Doing business in Hong Kong will require global executives and their advisers to face a complex range of conditions. Below is a list of those that are most likely to shape the climate for foreign corporations and investment firms operating in the city in 2020 – and on which their executives may face calls from stakeholders to express a point of view or a clear company policy.
1. Street protests
The protests have continued into 2020, albeit with less vigor. Demonstrations may resume in more pitched fashion if the trials of those arrested last year are deemed unfair and protesters’ demands remain unmet. What happens will have implications on the way companies deal with employees in Hong Kong holding divergent views on the situation, recruit and retain local and international talent in the City, and respond to the concerns of investors who may become skeptical of Hong Kong’s long-term prospects.
2. Trade tensions
Will the US and China definitively conclude trade negotiations? Trade friction between the two superpowers has been the greatest source of uncertainty and most severe drag on investment into and from China. Continued seesawing could pressure some firms with a foothold in China to reaffirm their commitment to the country, but might complicate the efforts of others to justify further investments in China or transactions with Chinese partners.
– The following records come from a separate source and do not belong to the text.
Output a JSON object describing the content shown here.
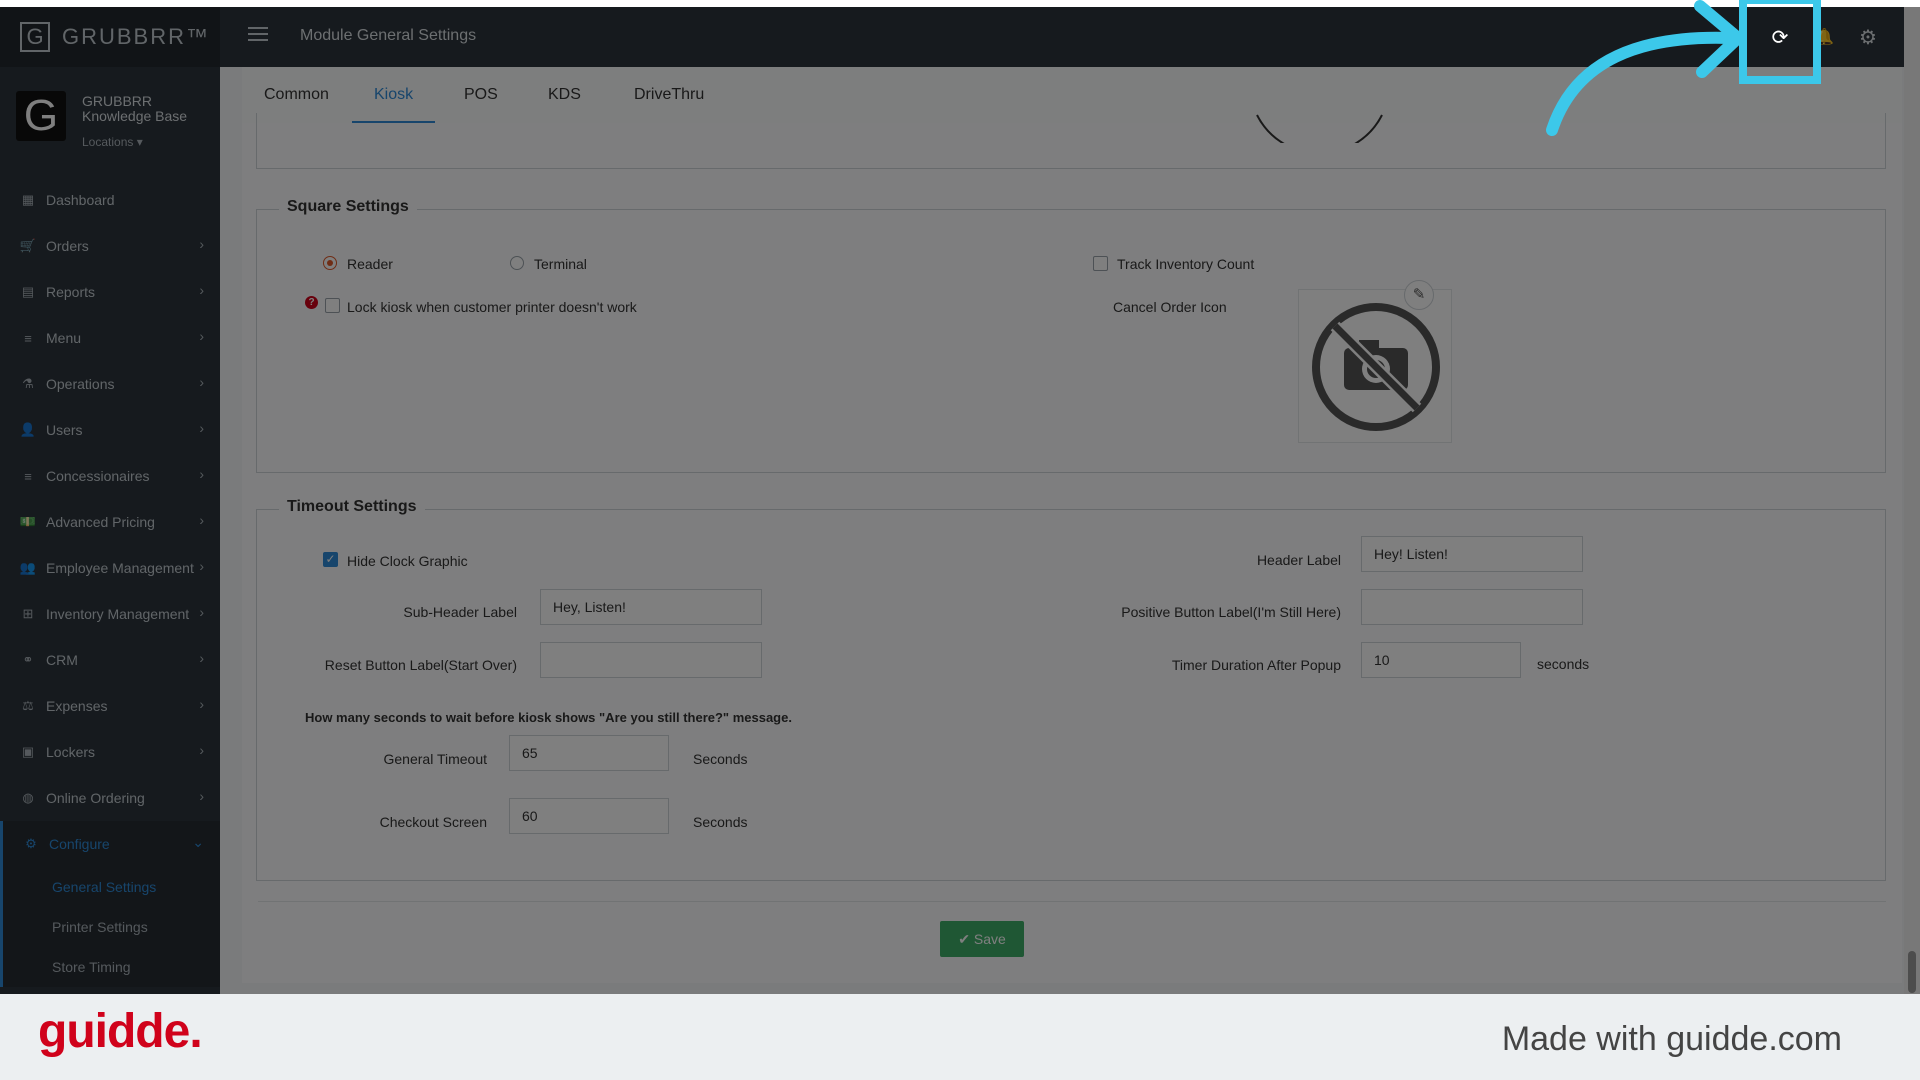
{
  "brand": {
    "logo": "G",
    "name": "GRUBBRR™"
  },
  "profile": {
    "logo": "G",
    "name_line1": "GRUBBRR",
    "name_line2": "Knowledge Base",
    "locations": "Locations ▾"
  },
  "sidebar": {
    "items": [
      {
        "label": "Dashboard",
        "icon": "dashboard-icon",
        "glyph": "▦",
        "chevron": ""
      },
      {
        "label": "Orders",
        "icon": "cart-icon",
        "glyph": "🛒",
        "chevron": "›"
      },
      {
        "label": "Reports",
        "icon": "report-icon",
        "glyph": "▤",
        "chevron": "›"
      },
      {
        "label": "Menu",
        "icon": "menu-list-icon",
        "glyph": "≡",
        "chevron": "›"
      },
      {
        "label": "Operations",
        "icon": "flask-icon",
        "glyph": "⚗",
        "chevron": "›"
      },
      {
        "label": "Users",
        "icon": "users-icon",
        "glyph": "👤",
        "chevron": "›"
      },
      {
        "label": "Concessionaires",
        "icon": "list-icon",
        "glyph": "≡",
        "chevron": "›"
      },
      {
        "label": "Advanced Pricing",
        "icon": "money-icon",
        "glyph": "💵",
        "chevron": "›"
      },
      {
        "label": "Employee Management",
        "icon": "employees-icon",
        "glyph": "👥",
        "chevron": "›"
      },
      {
        "label": "Inventory Management",
        "icon": "sitemap-icon",
        "glyph": "⊞",
        "chevron": "›"
      },
      {
        "label": "CRM",
        "icon": "link-icon",
        "glyph": "⚭",
        "chevron": "›"
      },
      {
        "label": "Expenses",
        "icon": "scale-icon",
        "glyph": "⚖",
        "chevron": "›"
      },
      {
        "label": "Lockers",
        "icon": "locker-icon",
        "glyph": "▣",
        "chevron": "›"
      },
      {
        "label": "Online Ordering",
        "icon": "globe-icon",
        "glyph": "◍",
        "chevron": "›"
      },
      {
        "label": "Configure",
        "icon": "gear-icon",
        "glyph": "⚙",
        "chevron": "⌄"
      }
    ],
    "subitems": [
      "General Settings",
      "Printer Settings",
      "Store Timing"
    ]
  },
  "topbar": {
    "title": "Module General Settings",
    "refresh_glyph": "⟳",
    "bell_glyph": "🔔",
    "gear_glyph": "⚙"
  },
  "tabs": [
    "Common",
    "Kiosk",
    "POS",
    "KDS",
    "DriveThru"
  ],
  "square": {
    "legend": "Square Settings",
    "reader": "Reader",
    "terminal": "Terminal",
    "track_inventory": "Track Inventory Count",
    "lock_kiosk": "Lock kiosk when customer printer doesn't work",
    "cancel_order_icon": "Cancel Order Icon",
    "help": "?",
    "edit": "✎"
  },
  "timeout": {
    "legend": "Timeout Settings",
    "hide_clock": "Hide Clock Graphic",
    "header_label": "Header Label",
    "header_value": "Hey! Listen!",
    "subheader_label": "Sub-Header Label",
    "subheader_value": "Hey, Listen!",
    "positive_label": "Positive Button Label(I'm Still Here)",
    "positive_value": "",
    "reset_label": "Reset Button Label(Start Over)",
    "reset_value": "",
    "timer_label": "Timer Duration After Popup",
    "timer_value": "10",
    "timer_unit": "seconds",
    "question": "How many seconds to wait before kiosk shows \"Are you still there?\" message.",
    "general_label": "General Timeout",
    "general_value": "65",
    "general_unit": "Seconds",
    "checkout_label": "Checkout Screen",
    "checkout_value": "60",
    "checkout_unit": "Seconds",
    "checkmark": "✓"
  },
  "save": "✔ Save",
  "footer": {
    "logo": "guidde.",
    "text": "Made with guidde.com"
  },
  "colors": {
    "accent": "#2e8bd8",
    "highlight": "#3cc8ea",
    "save": "#3fae68",
    "brand_red": "#d0021b"
  }
}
3. Political risk and China’s “unreliable entities” list
Chinese officials have suggested that they will blacklist firms they consider to be acting against China’s national security and the commercial interests of its companies. Many questions about the so-called “unreliable entities” list remain (such as what constitutes condemnable behavior, and what are viable remedies); however, based on the events of last year, the stakes for business of political missteps are steep.
4. Liquidity crunch
Several Chinese companies, including some listed on the Hong Kong stock exchange, may find themselves challenged to secure new lines of credit or refinance debt. Corporate debt in China tops 150% of GDP, which may lead to a painful reckoning in 2020. The market was spooked last year when a Chinese state-owned commodities trader defaulted on US dollar-denominated debt. Other defaults or forced restructurings could lead to a tightening of credit, and precipitate liquidity challenges at companies with even modest leverage ratios.
5. Slowdown in China
The market in Hong Kong has come under pressure because of concerns about slowing economic growth in China. Perceptions will be as important as reality. Is the slowdown seen as a natural stage of China’s development into a mature, advanced economy – or indicative of more severe economic challenges?
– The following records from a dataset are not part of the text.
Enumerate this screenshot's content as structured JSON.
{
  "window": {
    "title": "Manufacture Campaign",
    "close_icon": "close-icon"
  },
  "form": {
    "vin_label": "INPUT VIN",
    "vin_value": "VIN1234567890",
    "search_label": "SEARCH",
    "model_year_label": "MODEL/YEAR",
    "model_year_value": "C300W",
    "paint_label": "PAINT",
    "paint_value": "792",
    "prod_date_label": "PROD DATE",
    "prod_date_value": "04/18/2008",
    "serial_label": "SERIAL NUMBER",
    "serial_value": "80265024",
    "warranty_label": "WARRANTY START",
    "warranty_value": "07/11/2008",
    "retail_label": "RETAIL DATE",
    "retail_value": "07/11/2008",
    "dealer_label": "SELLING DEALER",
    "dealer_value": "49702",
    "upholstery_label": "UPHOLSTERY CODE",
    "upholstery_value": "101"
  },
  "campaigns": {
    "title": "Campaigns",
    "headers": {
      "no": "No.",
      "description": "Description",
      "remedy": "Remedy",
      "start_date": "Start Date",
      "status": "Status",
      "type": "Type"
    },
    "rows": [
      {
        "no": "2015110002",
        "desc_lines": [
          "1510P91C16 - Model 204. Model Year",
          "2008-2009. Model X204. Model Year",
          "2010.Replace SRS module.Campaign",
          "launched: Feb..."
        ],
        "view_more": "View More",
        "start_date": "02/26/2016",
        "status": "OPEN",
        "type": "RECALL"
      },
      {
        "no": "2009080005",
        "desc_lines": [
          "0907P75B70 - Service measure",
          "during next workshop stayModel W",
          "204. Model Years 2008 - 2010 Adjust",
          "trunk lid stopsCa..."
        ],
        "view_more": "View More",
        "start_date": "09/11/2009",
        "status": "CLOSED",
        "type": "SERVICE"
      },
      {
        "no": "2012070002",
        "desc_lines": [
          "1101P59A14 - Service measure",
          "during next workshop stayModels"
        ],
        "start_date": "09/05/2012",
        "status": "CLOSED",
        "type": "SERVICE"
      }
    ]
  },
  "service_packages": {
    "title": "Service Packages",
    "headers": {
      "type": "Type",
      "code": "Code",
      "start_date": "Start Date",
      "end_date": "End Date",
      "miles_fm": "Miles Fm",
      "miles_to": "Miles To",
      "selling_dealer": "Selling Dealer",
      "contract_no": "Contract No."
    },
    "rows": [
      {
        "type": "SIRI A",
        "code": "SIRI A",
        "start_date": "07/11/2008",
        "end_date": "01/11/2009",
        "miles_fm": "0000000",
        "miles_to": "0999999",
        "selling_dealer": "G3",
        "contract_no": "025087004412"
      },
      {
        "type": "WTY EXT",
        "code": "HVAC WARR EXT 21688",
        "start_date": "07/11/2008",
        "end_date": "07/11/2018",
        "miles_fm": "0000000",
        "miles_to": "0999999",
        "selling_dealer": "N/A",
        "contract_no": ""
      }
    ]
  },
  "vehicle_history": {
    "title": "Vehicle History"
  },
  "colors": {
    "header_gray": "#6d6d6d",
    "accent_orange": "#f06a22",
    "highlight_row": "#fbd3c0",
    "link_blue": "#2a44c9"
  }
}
6. ESG concerns on the rise
The field of environmental, social and governance compliance is becoming more professionalized in Hong Kong and on the mainland, and scrutiny of companies has intensified from the government and NGOs wary of “green washing,” as well as a public more attuned to product quality, environmental safety and proper working conditions. Perfunctory measures and lip service will no longer suffice. It is becoming increasingly important for companies to establish and publicize their ESG credentials as part of their license to operate in this market.
Mainland China and Hong Kong are hotbeds of investment and innovation in potential growth areas, such as AI, blockchain, electronic payments, autonomous driving, 5G networks and the Internet of Things. The emergence of viable use cases for these technologies should support their continued adoption as well as investment into local startups. However, there may be greater regulation to ensure the security of consumers’ data as well as harsher consequences for lax protections or misuse of such data.
8. China’s Greater Bay Area
The development of the region that encompasses major cities in southern China including Hong Kong, Guangzhou, Shenzhen and Macau, among others, will continue to be a priority for China. Integration of these cities and their strengths – Hong Kong as a financial and maritime hub, Shenzhen as a digital tech hub with a growing stock exchange, Macau as a gaming and entertainment center and Guangzhou as an international commercial hub and proving ground for new technologies – is a major economic initiative for Beijing. Several domestic and international companies and financial institutions have openly aligned themselves with this growth initiative, both in rhetoric and in substance, by building their presence in the region.
While the promise of investing and doing business in China remains undeniable, the stakes of an impolitic, evasive or uninformed off-the-cuff remark have risen. As uncertainty around each of these conditions varies from day to day, executives must be prepared to respond to a broader range of questions and concerns from employees, investors and business partners as well as home- and host-market regulators than ever before. Vigilant monitoring of events and regular reassessments of the challenges they pose and a company’s position on them will help avoid missteps.